Street cred has no place in guidelines for nuclear power stations
The UK Government recently gave the go ahead to build a new nuclear power station in the UK. On Friday I spotted the document COMPUTER BASED SAFETY SYSTEMS published by the UK’s Office for Nuclear Regulation.
This document does a good job of enumerating all of the important software engineering issues in short, numbered, sentences, until sentence 54 of Appendix 1; “A1.54 The coding standards should prohibit the following practices:-“. Why-o-why did the committee of authors choose to stray from the approach of providing a high level overview of all the major issues? I suspect they wanted to prove their street cred as real software developers. As usually happens in such cases the end result looks foolish and dated (1970-80s in this case).
The nuclear industry takes it procedures a lot more seriously than most other industries, which means some poor group of developers are going to have to convince a regulator with minimal programming language knowledge that they are following this rather nebulous list of prohibitions.
What does the following mean? “5 Multiple use of variables – variables should not be used for more than one function;”. It could be read to mean no use of global variables, but is probably intended to cover something like the role of variables idea.
How is ‘complicated’ calculated in the following? “9 Complicated calculation of indexes;”
Here is my favorite: “15 Direct memory manipulation commands – for example, PEEK and POKE in BASIC;”. More than one committee member obviously had a BBC Micro or Sinclair Spectrum as a teenager.

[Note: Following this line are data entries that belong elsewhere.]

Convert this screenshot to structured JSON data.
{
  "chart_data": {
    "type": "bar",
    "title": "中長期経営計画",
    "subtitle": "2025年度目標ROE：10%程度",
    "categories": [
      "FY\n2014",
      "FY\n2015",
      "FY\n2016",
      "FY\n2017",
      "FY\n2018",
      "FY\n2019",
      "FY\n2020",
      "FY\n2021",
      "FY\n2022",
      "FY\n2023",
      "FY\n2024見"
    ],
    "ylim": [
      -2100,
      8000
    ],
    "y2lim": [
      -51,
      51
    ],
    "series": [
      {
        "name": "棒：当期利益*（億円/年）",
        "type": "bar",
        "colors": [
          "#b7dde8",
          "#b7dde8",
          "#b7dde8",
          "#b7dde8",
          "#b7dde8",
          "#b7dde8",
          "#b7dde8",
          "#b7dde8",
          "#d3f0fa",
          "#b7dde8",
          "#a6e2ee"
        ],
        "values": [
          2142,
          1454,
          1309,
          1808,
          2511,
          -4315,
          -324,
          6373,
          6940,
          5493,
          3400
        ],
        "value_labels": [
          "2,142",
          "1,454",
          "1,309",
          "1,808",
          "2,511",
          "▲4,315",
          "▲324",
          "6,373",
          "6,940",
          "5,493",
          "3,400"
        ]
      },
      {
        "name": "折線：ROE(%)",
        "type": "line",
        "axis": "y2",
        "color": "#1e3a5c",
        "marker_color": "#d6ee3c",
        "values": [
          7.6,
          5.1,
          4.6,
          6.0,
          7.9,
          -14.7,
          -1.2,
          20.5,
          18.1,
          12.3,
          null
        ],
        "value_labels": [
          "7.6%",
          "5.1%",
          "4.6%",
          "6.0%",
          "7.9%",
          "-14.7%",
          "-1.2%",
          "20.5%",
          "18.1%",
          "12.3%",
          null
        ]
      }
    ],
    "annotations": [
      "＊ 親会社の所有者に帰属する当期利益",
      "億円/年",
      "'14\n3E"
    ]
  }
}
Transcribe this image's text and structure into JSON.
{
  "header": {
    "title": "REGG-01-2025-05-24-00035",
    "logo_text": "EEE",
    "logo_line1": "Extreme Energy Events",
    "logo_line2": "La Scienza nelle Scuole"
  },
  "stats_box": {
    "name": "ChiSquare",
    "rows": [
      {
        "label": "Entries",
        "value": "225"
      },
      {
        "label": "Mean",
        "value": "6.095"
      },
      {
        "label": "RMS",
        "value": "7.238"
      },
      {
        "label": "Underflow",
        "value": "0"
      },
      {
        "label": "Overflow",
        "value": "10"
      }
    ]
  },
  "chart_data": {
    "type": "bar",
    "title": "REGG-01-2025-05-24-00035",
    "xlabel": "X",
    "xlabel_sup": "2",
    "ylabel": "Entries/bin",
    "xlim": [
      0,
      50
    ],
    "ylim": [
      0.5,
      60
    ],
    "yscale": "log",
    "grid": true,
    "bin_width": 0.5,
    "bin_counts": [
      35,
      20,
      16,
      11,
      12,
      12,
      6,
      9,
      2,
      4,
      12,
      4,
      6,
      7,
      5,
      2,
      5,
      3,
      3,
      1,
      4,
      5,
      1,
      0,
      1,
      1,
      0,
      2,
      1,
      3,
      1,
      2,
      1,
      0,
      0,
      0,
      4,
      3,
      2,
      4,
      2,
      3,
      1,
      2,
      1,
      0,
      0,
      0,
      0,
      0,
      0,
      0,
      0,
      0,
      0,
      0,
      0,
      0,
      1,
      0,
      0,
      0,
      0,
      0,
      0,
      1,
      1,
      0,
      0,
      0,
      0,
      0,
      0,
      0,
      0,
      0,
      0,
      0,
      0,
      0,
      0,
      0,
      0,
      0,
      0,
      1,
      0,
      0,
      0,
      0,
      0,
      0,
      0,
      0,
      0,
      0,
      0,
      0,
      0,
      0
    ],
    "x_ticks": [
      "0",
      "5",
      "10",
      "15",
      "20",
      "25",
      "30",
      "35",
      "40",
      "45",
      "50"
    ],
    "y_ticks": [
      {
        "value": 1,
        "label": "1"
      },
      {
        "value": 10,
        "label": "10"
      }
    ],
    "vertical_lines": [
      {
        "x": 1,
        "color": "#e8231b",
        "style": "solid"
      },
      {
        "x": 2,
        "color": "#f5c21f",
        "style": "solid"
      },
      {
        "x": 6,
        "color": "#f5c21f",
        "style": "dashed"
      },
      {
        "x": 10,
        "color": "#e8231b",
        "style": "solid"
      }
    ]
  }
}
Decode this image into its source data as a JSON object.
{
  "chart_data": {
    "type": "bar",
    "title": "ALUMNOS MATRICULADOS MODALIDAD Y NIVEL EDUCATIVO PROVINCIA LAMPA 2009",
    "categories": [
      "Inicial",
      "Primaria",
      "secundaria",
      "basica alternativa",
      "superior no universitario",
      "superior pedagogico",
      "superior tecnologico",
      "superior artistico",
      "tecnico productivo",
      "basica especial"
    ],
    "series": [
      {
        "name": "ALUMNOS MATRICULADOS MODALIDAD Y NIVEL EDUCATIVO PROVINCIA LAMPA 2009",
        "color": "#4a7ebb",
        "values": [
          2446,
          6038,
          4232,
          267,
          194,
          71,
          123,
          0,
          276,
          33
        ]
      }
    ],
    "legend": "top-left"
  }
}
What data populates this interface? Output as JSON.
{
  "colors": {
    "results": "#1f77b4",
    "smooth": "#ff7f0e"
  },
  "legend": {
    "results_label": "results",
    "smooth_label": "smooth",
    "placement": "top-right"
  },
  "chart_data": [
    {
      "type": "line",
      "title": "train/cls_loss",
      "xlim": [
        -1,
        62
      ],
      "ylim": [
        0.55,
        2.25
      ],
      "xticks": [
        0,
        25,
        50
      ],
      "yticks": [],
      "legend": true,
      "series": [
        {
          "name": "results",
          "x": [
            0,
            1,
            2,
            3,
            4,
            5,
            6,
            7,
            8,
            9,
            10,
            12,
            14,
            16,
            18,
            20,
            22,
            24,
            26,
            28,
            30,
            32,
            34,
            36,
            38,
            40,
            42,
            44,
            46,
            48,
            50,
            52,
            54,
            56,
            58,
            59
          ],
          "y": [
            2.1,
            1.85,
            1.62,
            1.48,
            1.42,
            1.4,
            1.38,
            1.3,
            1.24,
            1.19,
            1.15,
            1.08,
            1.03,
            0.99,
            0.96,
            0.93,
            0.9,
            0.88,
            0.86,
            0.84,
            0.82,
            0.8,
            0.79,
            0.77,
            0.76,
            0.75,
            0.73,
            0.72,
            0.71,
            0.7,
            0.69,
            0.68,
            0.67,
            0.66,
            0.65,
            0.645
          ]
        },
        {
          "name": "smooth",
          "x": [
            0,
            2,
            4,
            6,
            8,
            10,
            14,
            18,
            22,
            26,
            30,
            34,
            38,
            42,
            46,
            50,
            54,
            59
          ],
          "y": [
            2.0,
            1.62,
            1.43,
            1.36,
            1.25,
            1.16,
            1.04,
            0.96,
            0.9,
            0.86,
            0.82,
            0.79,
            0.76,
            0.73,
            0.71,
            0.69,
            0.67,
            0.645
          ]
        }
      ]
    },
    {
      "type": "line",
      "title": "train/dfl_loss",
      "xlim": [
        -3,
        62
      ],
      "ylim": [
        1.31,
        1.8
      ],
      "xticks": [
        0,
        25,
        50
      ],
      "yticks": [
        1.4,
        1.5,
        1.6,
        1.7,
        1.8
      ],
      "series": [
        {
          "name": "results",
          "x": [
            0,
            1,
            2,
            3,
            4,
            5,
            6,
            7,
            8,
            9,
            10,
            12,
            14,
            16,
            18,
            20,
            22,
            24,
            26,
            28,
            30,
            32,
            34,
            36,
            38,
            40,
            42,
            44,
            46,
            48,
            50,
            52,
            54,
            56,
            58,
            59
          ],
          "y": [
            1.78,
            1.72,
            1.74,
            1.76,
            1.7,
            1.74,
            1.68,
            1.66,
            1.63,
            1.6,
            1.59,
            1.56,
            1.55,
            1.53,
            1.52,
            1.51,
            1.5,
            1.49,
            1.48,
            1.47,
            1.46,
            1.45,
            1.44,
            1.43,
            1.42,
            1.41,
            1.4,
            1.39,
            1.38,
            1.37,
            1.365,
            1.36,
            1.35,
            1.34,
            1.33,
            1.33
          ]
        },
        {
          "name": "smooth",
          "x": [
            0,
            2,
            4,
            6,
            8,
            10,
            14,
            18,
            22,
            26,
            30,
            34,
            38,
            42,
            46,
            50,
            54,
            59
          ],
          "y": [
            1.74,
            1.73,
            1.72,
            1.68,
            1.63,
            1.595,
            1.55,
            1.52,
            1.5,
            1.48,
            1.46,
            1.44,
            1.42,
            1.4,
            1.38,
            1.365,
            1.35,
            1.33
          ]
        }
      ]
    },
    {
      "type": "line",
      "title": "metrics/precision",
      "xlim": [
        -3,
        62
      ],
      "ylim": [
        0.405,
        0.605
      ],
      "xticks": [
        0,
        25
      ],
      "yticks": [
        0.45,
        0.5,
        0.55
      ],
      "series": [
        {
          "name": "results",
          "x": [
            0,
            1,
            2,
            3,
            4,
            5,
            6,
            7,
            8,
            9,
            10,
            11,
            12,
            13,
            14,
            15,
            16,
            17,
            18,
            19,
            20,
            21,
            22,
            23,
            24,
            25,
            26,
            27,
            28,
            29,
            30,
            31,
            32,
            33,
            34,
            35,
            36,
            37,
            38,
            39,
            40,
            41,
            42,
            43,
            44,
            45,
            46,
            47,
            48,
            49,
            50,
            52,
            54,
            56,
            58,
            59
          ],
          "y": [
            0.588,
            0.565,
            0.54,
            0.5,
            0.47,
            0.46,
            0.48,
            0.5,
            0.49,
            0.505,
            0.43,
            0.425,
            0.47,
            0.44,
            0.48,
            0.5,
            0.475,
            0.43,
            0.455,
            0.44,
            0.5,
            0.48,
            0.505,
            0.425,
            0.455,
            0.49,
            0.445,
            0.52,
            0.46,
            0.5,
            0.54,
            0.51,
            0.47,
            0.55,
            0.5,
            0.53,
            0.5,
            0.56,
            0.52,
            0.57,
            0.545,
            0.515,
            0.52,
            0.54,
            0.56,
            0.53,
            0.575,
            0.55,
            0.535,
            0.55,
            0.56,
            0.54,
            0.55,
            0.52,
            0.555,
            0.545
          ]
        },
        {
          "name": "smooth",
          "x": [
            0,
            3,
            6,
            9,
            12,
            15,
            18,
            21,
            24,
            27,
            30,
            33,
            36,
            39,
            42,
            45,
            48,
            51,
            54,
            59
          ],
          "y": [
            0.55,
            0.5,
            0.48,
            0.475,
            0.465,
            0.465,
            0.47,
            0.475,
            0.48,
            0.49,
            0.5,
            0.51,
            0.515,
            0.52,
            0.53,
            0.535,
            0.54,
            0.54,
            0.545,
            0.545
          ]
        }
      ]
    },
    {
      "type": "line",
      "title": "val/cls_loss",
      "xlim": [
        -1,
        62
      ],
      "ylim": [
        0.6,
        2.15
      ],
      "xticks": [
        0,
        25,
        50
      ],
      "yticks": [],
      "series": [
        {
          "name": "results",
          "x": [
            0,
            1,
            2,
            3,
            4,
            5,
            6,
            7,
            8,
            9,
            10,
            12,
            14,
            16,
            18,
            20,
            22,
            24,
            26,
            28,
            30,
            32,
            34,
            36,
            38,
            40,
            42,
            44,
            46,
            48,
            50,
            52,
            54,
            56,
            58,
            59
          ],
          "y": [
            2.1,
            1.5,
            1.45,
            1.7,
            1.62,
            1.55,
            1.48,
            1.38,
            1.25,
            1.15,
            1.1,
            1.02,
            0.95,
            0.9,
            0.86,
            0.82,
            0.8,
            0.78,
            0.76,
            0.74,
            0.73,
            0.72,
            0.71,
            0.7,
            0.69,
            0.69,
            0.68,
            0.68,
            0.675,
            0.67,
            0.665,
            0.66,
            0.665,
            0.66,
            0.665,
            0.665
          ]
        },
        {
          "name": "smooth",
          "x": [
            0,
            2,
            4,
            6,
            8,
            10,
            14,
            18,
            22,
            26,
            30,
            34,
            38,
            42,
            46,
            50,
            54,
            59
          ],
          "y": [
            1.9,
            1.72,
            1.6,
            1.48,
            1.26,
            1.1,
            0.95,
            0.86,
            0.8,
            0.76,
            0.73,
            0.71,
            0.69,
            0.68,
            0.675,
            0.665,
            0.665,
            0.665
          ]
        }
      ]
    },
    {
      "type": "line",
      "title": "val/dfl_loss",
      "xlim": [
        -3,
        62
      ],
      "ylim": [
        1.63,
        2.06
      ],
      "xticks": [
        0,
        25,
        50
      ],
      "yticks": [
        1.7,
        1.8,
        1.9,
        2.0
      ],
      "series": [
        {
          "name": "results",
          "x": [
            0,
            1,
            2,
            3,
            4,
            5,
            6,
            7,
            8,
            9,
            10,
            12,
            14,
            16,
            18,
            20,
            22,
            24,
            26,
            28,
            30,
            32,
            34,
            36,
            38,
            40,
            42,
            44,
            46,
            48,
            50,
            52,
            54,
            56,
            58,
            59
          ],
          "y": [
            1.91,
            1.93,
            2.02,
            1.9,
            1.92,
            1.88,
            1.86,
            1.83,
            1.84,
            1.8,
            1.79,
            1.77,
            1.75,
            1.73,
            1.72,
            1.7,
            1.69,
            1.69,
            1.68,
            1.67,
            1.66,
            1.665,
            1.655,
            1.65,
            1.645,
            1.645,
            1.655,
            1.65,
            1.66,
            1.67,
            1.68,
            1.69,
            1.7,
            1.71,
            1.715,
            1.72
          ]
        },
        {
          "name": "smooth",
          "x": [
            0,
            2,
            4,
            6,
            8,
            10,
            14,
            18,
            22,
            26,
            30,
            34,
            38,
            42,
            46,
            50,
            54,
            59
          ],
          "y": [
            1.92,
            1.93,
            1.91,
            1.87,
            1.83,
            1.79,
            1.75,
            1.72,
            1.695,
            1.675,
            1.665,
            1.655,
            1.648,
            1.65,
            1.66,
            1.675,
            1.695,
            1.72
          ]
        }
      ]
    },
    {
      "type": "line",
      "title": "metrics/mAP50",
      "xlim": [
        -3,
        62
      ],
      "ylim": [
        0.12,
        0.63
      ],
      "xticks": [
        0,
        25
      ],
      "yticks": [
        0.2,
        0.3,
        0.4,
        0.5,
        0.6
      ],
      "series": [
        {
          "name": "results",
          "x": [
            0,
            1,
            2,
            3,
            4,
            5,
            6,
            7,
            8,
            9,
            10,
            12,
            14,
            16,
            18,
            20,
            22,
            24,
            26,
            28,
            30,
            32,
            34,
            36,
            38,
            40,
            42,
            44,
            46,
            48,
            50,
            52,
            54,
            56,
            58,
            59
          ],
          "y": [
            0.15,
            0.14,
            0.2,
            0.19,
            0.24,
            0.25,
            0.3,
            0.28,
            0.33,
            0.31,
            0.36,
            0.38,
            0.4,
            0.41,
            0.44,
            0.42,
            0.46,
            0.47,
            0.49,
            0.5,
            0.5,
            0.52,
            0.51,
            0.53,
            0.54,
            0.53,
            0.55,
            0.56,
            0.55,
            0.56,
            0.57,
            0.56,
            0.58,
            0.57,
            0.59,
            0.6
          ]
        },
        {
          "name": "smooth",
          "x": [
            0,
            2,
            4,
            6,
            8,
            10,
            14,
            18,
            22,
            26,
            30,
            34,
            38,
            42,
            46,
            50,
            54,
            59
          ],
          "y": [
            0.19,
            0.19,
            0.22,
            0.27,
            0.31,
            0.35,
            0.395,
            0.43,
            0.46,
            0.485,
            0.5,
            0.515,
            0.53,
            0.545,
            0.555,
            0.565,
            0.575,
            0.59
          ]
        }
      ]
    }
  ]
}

What should A1.54 say? Something like: “A coding guideline document listing the known problematic areas of the language(s) used along with details of how to handle each area will be written. All staff will be given training on the use of these guidelines.”
The regulator needs to let the staff hired following A1.4 do their job: “A1.4 Only reputable companies should be used in all stages of the lifecycle of computer based protection systems. Each should have a demonstrably good track record in the appropriate field. Such companies should only use staff with the appropriate qualifications and training for the activities in which they are engaged. Evidence that this is the case should be provided.”
After A1.54 has been considerably simplified, A1.55 needs to be deleted: “A1.55 The coding standards should encourage the following:-“. Either require it or not. I suspect the author of “6 Explicit initialising of all variables;” had one of a small number of languages in mind, those that support implicit initialization with a defined value: many don’t, illustrating how language specific coding guidelines need to be.
Following the links in the above document led to: Verification and Validation of Software Related to Nuclear Power Plant Instrumentation and Control which contained some numbers about Sizewell B I had not seen before in public documents: “The total size of the source code for the reactor protection functions, excluding comments, support software for the autotesters and communications to other systems, is around 100 000 unique lines. A typical processor contains between 10 000 and 40 000 lines of source code, of which about half are typically from common functions, and the remainder form application code. In addition to the executable code, the PPS incorporates around 100 000 lines of configuration and calibration data per guardline associated with the reactor protection functions.”
If you look at something like the Fukushima reactor that failed a few years back, there isn’t much mystery about what went wrong. Yes, well there was a tsunami but Japan is known to be earthquake prone… that wasn’t the real problem. The reactor was old, past its design life, and should have been shut down. To make things worse, they did not have operational backup power onsite that could guarantee backup power in the event that the main grid went down.
I think it’s great that people study software reliability but nuclear power is mostly a trust problem. Look at the Chernobyl disaster: multiple safety systems were manually shut down, an experiment was performed but not in the way originally intended, there were multiple physical design flaws (such as graphite tips on the control rods, and positive feedback) in the reactor itself, the crew performing the experiment were not adequately briefed on the process. In short, a cascade of human errors.
Fixing software wouldn’t have prevented Chernobyl and Fukushima from happening.
It may stop some other disaster that hasn’t happened yet but when the reactor operators don’t even follow the appropriate design rules, software is the least of your problems.